The Tontons trotted out the material on their brand-new album Make Out King and Other Stories of Love to great effect Saturday night, giving a comfortably half-full Warehouse Live a powerful and confident performance. With Houston folk-rock mainstay Buxton and the spaced-out sonic collage of Austin's The Octopus Project to back them up, The Tontons put on a show that perfectly exemplified our city’s diversity and expressive vibrancy.
I arrived at the show a few songs into opener Buxton's set, and I regretted my late entrance immediately. Though outwardly reminiscent of the brand of clean-cut Americana championed by professional milquetoasts like Dawes or Mumford & Sons, Buxton attacks their live material with muscle and vigor that put me more in mind of Neil Young's jagged guitar vamps mixed with Weezer's hard-rocking nebbishness. They ended with a Tontons cover too, showing off not only their close ties to the headlining act but their own versatility. Buxton celebrated their tenth anniversary as a band with a party at Fitzgerald's last November, and over the course of their decade-long career they've released three albums of increasingly accomplished folk rock.
Austin's The Octopus Project was a wildcard – I'd never seen them before, but their music is throbbing noise of a sort that recalls Animal Collective or Battles at their most accessible. The electronic quartet has played with the likes of Man or Astro-Man, Devo, and Explosions In The Sky in their 15 years, and are expert entertainers. They exhibited free-form adaptability, switching instruments and stations more times than I could count. Armed with projectors and a simple background of vertical white bars, they unleashed a barrage of cluttered visual metaphor and topical imagery that infused a surrealistic feel into their already-bustling show. Guitarist Josh Lambert thrashed about the stage with impressive abandon as Yvonne Lambert stood statuesque and nearly motionless at her beautiful Moog theremin, all while bizarre, looped movie clips and decontextualized images flowed unceasingly behind them. It was a strobe-lit, pounding, electric party, and any other night they’d have handled a headlining spot with ease.
Following an explosion like The Octopus Project is a daunting task, but Saturday night The Tontons were on home turf. A diverse audience of young hipsters and older music lovers were on hand to celebrate Make Out King’s February 18 release. Like it says in the title, the stories on Make Out King aren't love songs, they just take place in love. Accordingly, many of the sounds in their new album are of seduction: the slow, swooning guitars of "Kidd Cemetery," the breezy chillout "So Tired," the gossamer-with-distortion-pedals haze of "Wild Kind," and Asli Omar’s sultry voice cutting through it all.

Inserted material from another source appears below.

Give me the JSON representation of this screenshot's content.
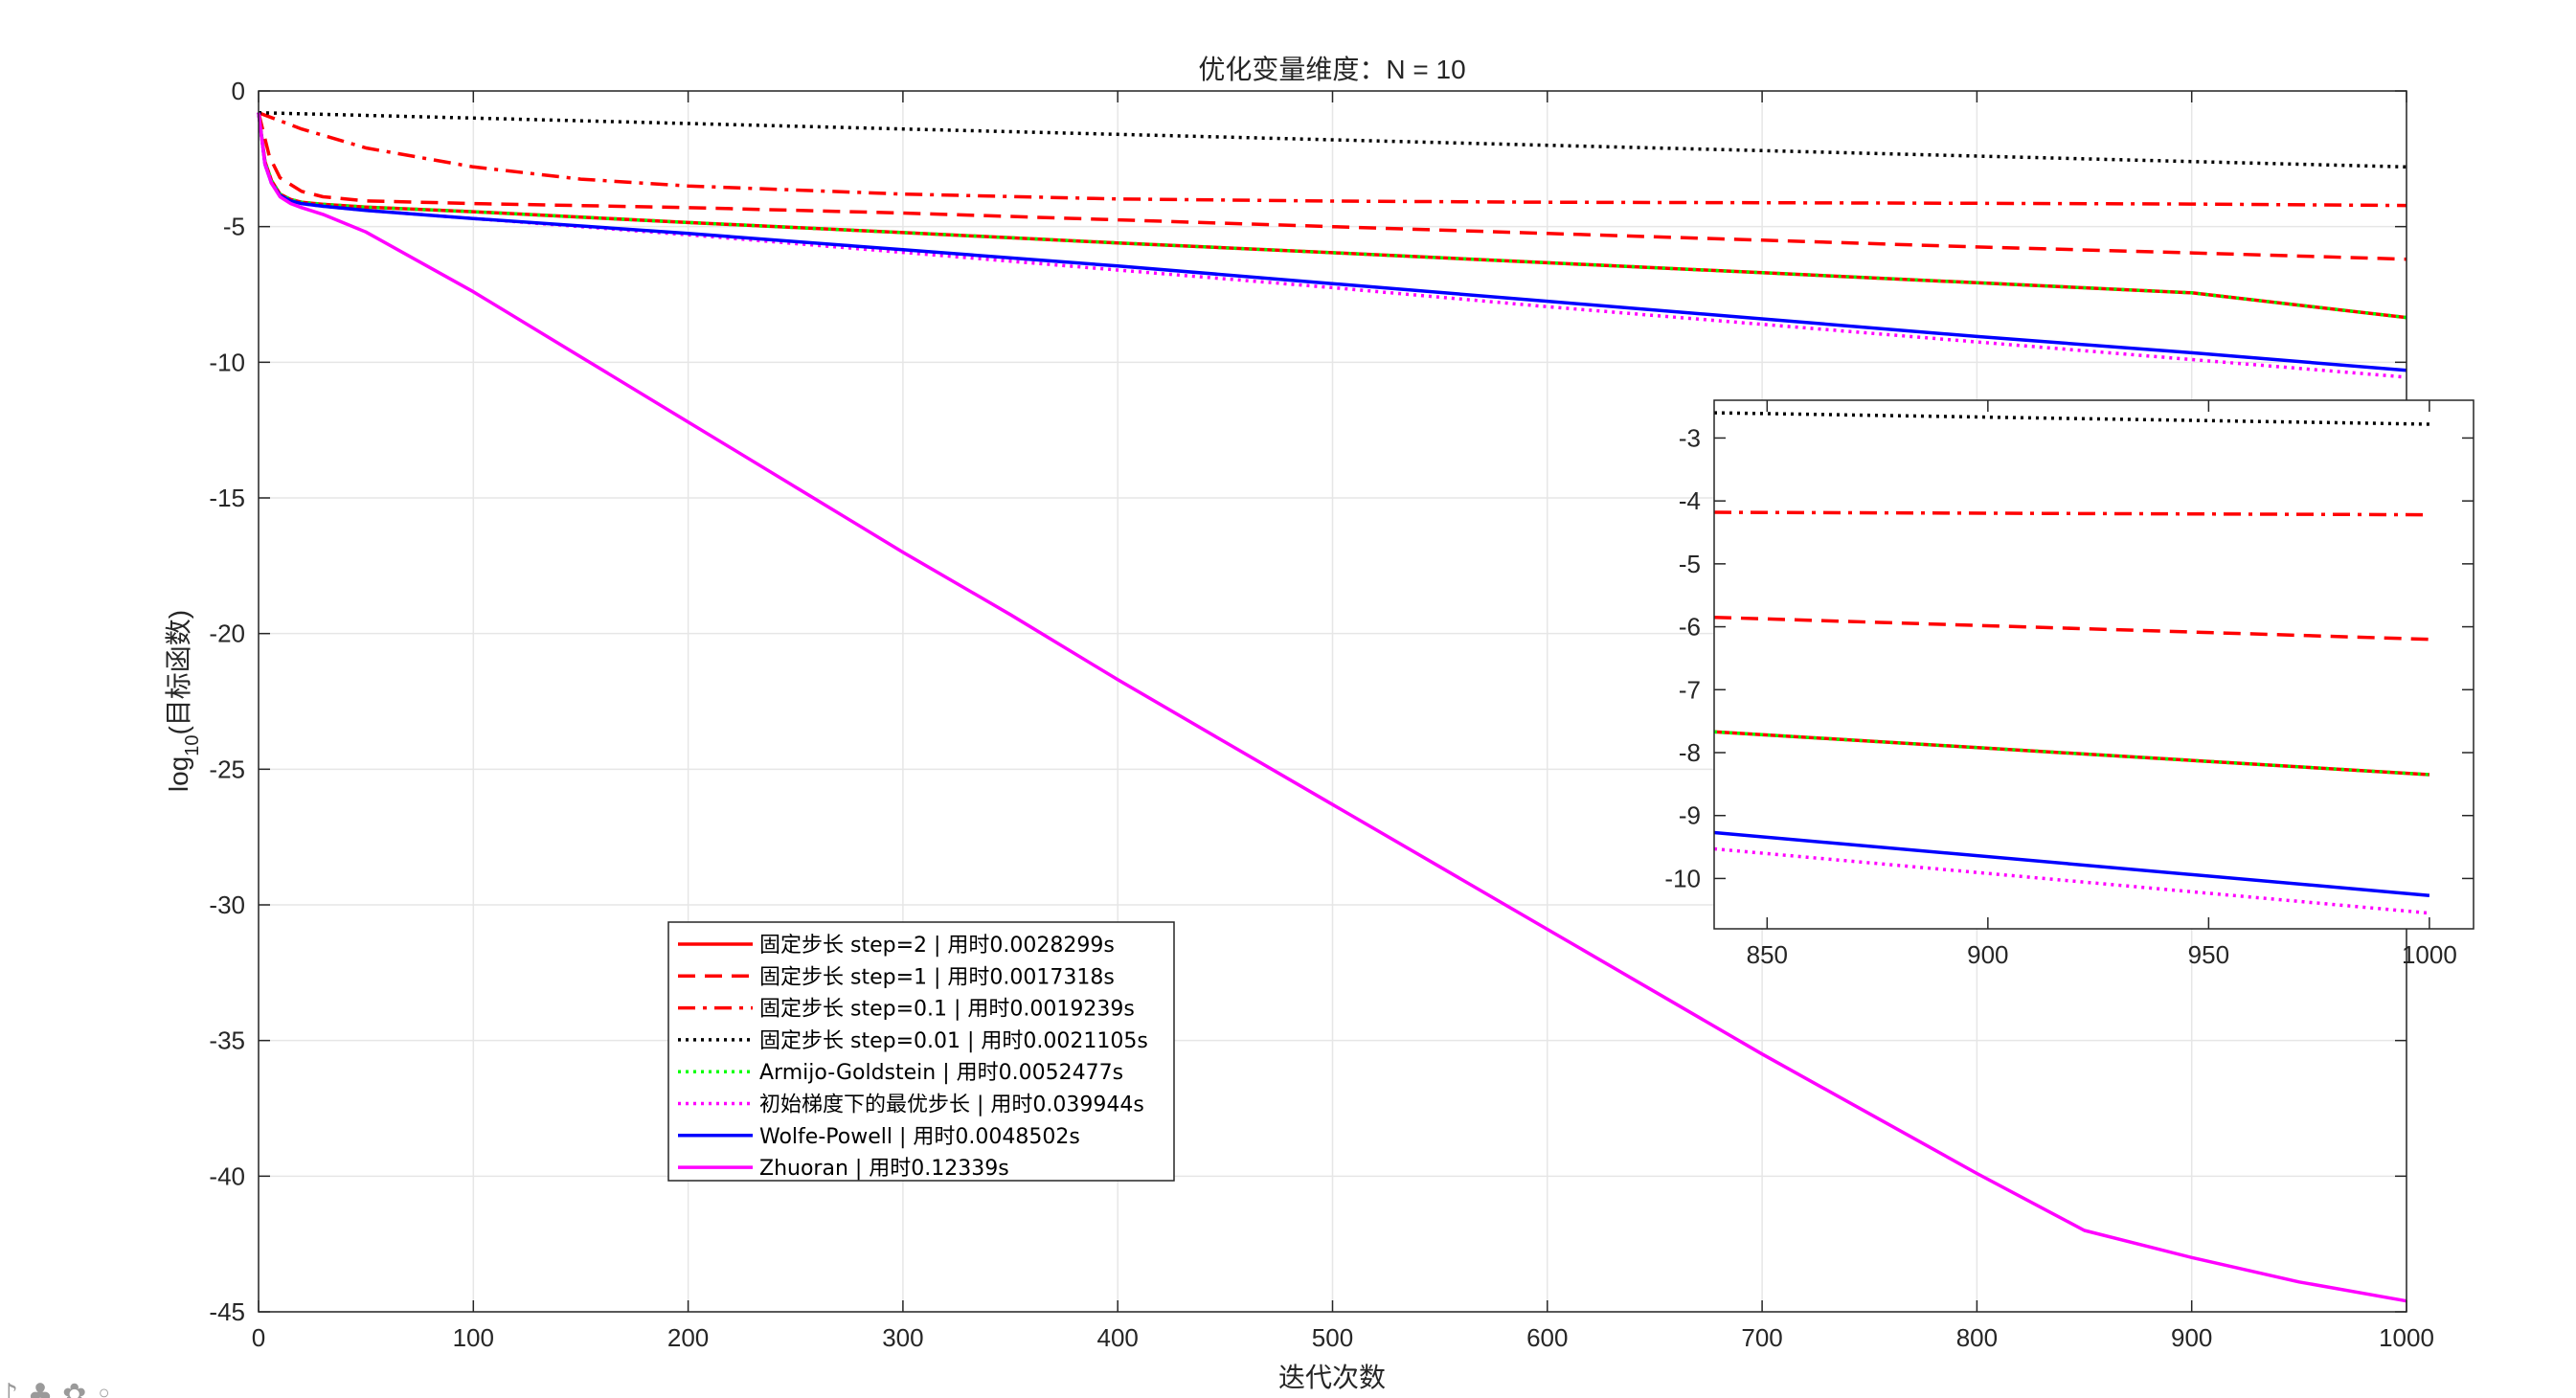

Make Out King inhabits the world of love, but rather than exploring that love, it puts the contortions we go through in the name of love on display. The songs on this album are self-lacerating, full of vulnerability that begs for belief and clemency with equal fervor. Lines like "I'm the worst" ("Magic Hour"), "one of these days / I'll shape up" ("Bones 1"), "I'm ashamed of everything" ("Lonely") exhibit a pre-emptive self-deprecation that undercuts itself in order to beat criticism at its own game. Omar is willing to put her shame and her passion on display, and Saturday she matched her starkly honest vocal performance with a form-fitting white dress (crop tops ARE hot these days, aren't they?) that bared her body as well. She wants us to know that she has nothing to hide.

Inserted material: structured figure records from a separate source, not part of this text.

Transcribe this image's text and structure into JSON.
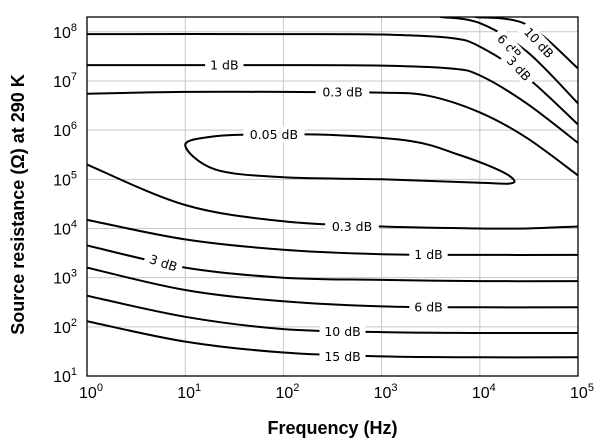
{
  "chart_data": {
    "type": "line",
    "xlabel": "Frequency (Hz)",
    "ylabel": "Source resistance (Ω) at 290 K",
    "xscale": "log",
    "yscale": "log",
    "xlim": [
      1,
      100000
    ],
    "ylim": [
      10,
      200000000
    ],
    "grid": true,
    "legend": "none",
    "x_ticks": [
      {
        "base": "10",
        "exp": "0"
      },
      {
        "base": "10",
        "exp": "1"
      },
      {
        "base": "10",
        "exp": "2"
      },
      {
        "base": "10",
        "exp": "3"
      },
      {
        "base": "10",
        "exp": "4"
      },
      {
        "base": "10",
        "exp": "5"
      }
    ],
    "y_ticks": [
      {
        "base": "10",
        "exp": "1"
      },
      {
        "base": "10",
        "exp": "2"
      },
      {
        "base": "10",
        "exp": "3"
      },
      {
        "base": "10",
        "exp": "4"
      },
      {
        "base": "10",
        "exp": "5"
      },
      {
        "base": "10",
        "exp": "6"
      },
      {
        "base": "10",
        "exp": "7"
      },
      {
        "base": "10",
        "exp": "8"
      }
    ],
    "series": [
      {
        "name": "0.05 dB",
        "closed": true,
        "points": [
          [
            10,
            500000
          ],
          [
            20,
            160000
          ],
          [
            100,
            110000
          ],
          [
            1000,
            100000
          ],
          [
            10000,
            85000
          ],
          [
            20000,
            82000
          ],
          [
            22000,
            100000
          ],
          [
            15000,
            160000
          ],
          [
            6000,
            320000
          ],
          [
            2000,
            600000
          ],
          [
            300,
            800000
          ],
          [
            60,
            820000
          ],
          [
            20,
            750000
          ],
          [
            10,
            500000
          ]
        ]
      },
      {
        "name": "0.3 dB",
        "points": [
          [
            1,
            5500000
          ],
          [
            10,
            6000000
          ],
          [
            100,
            6000000
          ],
          [
            1000,
            5800000
          ],
          [
            3000,
            5000000
          ],
          [
            10000,
            2300000
          ],
          [
            30000,
            700000
          ],
          [
            100000,
            120000
          ]
        ]
      },
      {
        "name": "0.3 dB",
        "points": [
          [
            1,
            200000
          ],
          [
            10,
            30000
          ],
          [
            100,
            14000
          ],
          [
            1000,
            11000
          ],
          [
            10000,
            10000
          ],
          [
            30000,
            10000
          ],
          [
            100000,
            11000
          ]
        ]
      },
      {
        "name": "1 dB",
        "points": [
          [
            1,
            21000000
          ],
          [
            10,
            21000000
          ],
          [
            100,
            21000000
          ],
          [
            1000,
            20500000
          ],
          [
            5000,
            18000000
          ],
          [
            10000,
            13000000
          ],
          [
            30000,
            3500000
          ],
          [
            100000,
            550000
          ]
        ]
      },
      {
        "name": "1 dB",
        "points": [
          [
            1,
            15000
          ],
          [
            10,
            6000
          ],
          [
            100,
            3700
          ],
          [
            1000,
            3000
          ],
          [
            10000,
            2900
          ],
          [
            100000,
            2900
          ]
        ]
      },
      {
        "name": "3 dB",
        "points": [
          [
            1,
            90000000
          ],
          [
            100,
            90000000
          ],
          [
            1000,
            88000000
          ],
          [
            5000,
            75000000
          ],
          [
            10000,
            50000000
          ],
          [
            30000,
            12000000
          ],
          [
            100000,
            1300000
          ]
        ]
      },
      {
        "name": "3 dB",
        "points": [
          [
            1,
            4500
          ],
          [
            10,
            1600
          ],
          [
            100,
            1000
          ],
          [
            1000,
            900
          ],
          [
            10000,
            850
          ],
          [
            100000,
            850
          ]
        ]
      },
      {
        "name": "6 dB",
        "points": [
          [
            4000,
            200000000
          ],
          [
            10000,
            150000000
          ],
          [
            30000,
            40000000
          ],
          [
            100000,
            3500000
          ]
        ]
      },
      {
        "name": "6 dB",
        "points": [
          [
            1,
            1600
          ],
          [
            10,
            560
          ],
          [
            100,
            330
          ],
          [
            1000,
            260
          ],
          [
            10000,
            250
          ],
          [
            100000,
            250
          ]
        ]
      },
      {
        "name": "10 dB",
        "points": [
          [
            9000,
            200000000
          ],
          [
            30000,
            140000000
          ],
          [
            100000,
            18000000
          ]
        ]
      },
      {
        "name": "10 dB",
        "points": [
          [
            1,
            430
          ],
          [
            10,
            160
          ],
          [
            100,
            90
          ],
          [
            1000,
            78
          ],
          [
            10000,
            75
          ],
          [
            100000,
            75
          ]
        ]
      },
      {
        "name": "15 dB",
        "points": [
          [
            1,
            130
          ],
          [
            10,
            50
          ],
          [
            100,
            30
          ],
          [
            1000,
            25
          ],
          [
            10000,
            24
          ],
          [
            100000,
            24
          ]
        ]
      }
    ],
    "labels": [
      {
        "text": "1 dB",
        "x": 25,
        "y": 21000000,
        "angle": 0
      },
      {
        "text": "0.3 dB",
        "x": 400,
        "y": 5900000,
        "angle": 0
      },
      {
        "text": "0.05 dB",
        "x": 80,
        "y": 820000,
        "angle": 0
      },
      {
        "text": "0.3 dB",
        "x": 500,
        "y": 11000,
        "angle": 0
      },
      {
        "text": "3 dB",
        "x": 6,
        "y": 2000,
        "angle": 18
      },
      {
        "text": "1 dB",
        "x": 3000,
        "y": 2950,
        "angle": 0
      },
      {
        "text": "6 dB",
        "x": 3000,
        "y": 255,
        "angle": 0
      },
      {
        "text": "10 dB",
        "x": 400,
        "y": 80,
        "angle": 0
      },
      {
        "text": "15 dB",
        "x": 400,
        "y": 25,
        "angle": 0
      },
      {
        "text": "10 dB",
        "x": 40000,
        "y": 60000000,
        "angle": 47
      },
      {
        "text": "6 dB",
        "x": 20000,
        "y": 50000000,
        "angle": 47
      },
      {
        "text": "3 dB",
        "x": 25000,
        "y": 18000000,
        "angle": 47
      }
    ]
  }
}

It’s difficult to be so open in a performance, though, and the anxiety that comes with vulnerability informs Omar’s idiosyncratic dancing. She freezes, twists, darts, and dips in precise movements, performing intricate hand movements and sudden, purposeful inflections. When I first watched her move this way, I saw the performance as unfinished, disconnected. However, after seeing The Tontons at the Paste Untapped Fest in November and the Holiday Hangover show in December (and after sitting down with the lyric sheet to Make Out King) I’ve come to see that her movement is anything but disjointed. What seems closer to the truth is that she’s bobbing and weaving like a boxer, gracefully inhabiting her defenses as she speaks bluntly about the mistakes she’s made, the hurts she’s caused, and the hopes that she doesn’t want crushed.

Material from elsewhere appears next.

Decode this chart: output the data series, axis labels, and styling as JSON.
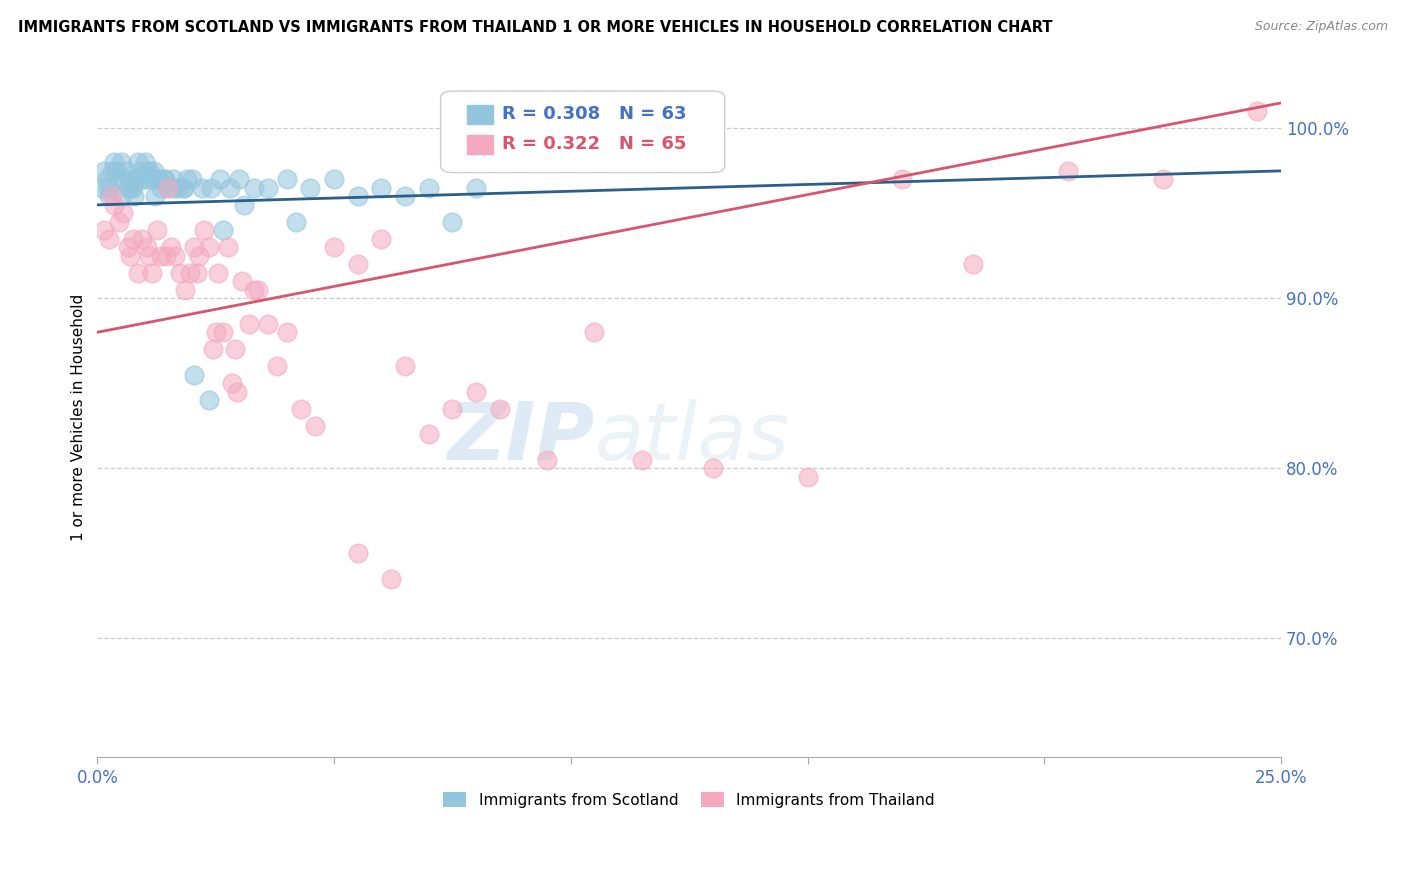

She’s bolstered as well by the capable musicianship of the rest of the band, which shifts effortlessly between the raunchy overdrive of lead single “Veida” and the soft shimmer of “Bones 2.” It was especially impressive to see them connect well given that drummer Justin Martinez has been laid up in a Dallas hospital for the last two weeks after his appendix burst during a show (which he then finished playing!). Thankfully, Sean Hart of Caddywhompus was on hand to fill in for the absent Martinez.
The Tontons have been playing together since they were teenagers, so performing a big show without one of their key members was a challenge. As they closed their two-song encore with a cover of Wings’s “Let Me Roll It” that included members of Buxton, the Wild Moccasins, and The Suffers’s Kam Franklin, The Tontons showed us that just as it takes a village to raise a child, it takes a city to make a band. Saturday’s show was a reminder that Houston has a lot to be proud of.